As I tell this it’s all terribly flat and uninteresting, but it was, in fact, the most hilarious thing I have heard for ages. I couldn’t believe that he kept going on, becoming more and more intense and impassioned about what constituted good and bad dancing. His rich deep voice was lifted high with what might have been anger, but could have been other sorts of excitation as he enumerated the guidelines:
“One”, he boomed, “when you dance, think of your clothing”… “What will people see? If you are half naked? They will see your private parts! And they will be moving, in time with the music! What will it make them think of when they see your private parts moving like that? You are making them into sinners.”. Needless to say, this sort of dance was not approved of by God. Jury’s still out as to whether the preacer actually disapproved.
“Two”, he bellowed, “when you dance, think of your movement: you will be moving your body, you will be moving your legs, you will be moing your hands”… and here my favourite bit… “they will be moving up and down, up and down, as you dance, up and down, and what will be moving? When you see those young boys and girls, half naked? Their hips! Their hips will be moving, up and down, up and down! And what will they make you think of when you see those girls with their hips moving up and down? They are making you a sinner!”.
OK, I give up. By this time I was struggling not to actually laugh. I can really only give a hint at the furious exhortation he delivered. You had to have been there, it was a superbly comic-tragic moment.

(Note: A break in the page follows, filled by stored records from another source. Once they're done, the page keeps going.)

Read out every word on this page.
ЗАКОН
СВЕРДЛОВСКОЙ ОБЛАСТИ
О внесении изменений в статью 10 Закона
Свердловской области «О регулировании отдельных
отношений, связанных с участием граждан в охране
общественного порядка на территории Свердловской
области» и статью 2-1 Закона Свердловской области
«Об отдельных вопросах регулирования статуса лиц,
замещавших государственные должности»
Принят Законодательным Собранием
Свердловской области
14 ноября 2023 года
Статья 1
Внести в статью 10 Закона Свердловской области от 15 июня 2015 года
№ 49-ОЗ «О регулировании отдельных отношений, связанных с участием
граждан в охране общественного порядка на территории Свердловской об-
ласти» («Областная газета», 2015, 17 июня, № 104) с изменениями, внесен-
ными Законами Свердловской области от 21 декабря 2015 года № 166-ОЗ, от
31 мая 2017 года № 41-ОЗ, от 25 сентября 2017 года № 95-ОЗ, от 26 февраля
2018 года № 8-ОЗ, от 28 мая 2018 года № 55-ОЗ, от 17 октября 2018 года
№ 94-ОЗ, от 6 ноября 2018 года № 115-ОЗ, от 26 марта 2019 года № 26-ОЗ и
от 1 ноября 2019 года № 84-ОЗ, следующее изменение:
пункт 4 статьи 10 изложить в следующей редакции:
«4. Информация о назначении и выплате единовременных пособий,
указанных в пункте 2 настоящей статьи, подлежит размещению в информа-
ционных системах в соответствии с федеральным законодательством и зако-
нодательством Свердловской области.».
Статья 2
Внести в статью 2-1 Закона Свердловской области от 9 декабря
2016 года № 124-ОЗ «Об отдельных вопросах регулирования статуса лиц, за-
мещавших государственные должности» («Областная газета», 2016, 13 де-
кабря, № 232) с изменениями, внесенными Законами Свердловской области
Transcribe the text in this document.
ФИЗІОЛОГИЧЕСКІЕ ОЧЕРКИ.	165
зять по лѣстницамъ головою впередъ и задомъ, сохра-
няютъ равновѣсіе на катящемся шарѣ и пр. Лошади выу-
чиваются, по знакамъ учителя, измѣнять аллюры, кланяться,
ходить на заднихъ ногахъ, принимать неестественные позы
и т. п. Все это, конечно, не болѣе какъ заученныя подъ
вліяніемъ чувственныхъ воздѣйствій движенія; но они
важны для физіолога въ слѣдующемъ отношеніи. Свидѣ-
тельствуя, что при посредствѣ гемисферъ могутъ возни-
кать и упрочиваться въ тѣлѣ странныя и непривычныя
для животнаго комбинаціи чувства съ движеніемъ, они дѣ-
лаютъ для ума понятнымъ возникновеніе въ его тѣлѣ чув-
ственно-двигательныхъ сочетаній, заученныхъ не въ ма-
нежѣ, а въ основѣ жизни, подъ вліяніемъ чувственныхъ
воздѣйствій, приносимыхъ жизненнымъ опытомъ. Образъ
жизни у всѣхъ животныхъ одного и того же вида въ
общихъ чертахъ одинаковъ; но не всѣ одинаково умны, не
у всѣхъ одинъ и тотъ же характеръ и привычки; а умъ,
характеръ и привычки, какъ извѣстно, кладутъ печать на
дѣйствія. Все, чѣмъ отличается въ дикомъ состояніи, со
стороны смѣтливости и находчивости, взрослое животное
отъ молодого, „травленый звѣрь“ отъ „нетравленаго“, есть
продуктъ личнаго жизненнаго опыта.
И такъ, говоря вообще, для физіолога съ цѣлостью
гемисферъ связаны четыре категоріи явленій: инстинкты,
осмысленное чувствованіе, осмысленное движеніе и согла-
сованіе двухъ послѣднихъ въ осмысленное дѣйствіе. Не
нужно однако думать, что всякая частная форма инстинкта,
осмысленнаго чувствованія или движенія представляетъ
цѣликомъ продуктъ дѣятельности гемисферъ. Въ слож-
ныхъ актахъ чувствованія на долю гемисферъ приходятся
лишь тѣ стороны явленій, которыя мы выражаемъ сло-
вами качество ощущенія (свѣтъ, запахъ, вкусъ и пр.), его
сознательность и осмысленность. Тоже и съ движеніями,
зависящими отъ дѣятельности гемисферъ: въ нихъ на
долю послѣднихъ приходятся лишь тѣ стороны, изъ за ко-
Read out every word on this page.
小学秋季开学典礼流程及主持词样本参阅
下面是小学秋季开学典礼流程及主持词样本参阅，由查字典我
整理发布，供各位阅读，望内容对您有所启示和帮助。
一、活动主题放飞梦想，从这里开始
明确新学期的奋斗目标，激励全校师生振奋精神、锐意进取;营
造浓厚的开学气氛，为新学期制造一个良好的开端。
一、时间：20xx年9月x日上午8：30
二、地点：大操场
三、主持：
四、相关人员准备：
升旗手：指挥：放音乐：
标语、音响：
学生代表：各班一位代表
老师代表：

In the evening a bunch of us VSOs headed to a restaurant where a new friend of ours from Machakos was DJing that evening. There were, basically, us and a group of locals who know one another and knew how to dance. We saw, and joined in with, some actual dance steps (rather than just gyrating) to modern pop music: we made up our own crazy moves and generally had a great time. Some of those Kenyan boys and girls can really move! And as I watched, even though they were modestly dressed, I couldn’t help but notice that it was often the case: their hips were going up and down, up and down, UP AND DOWN!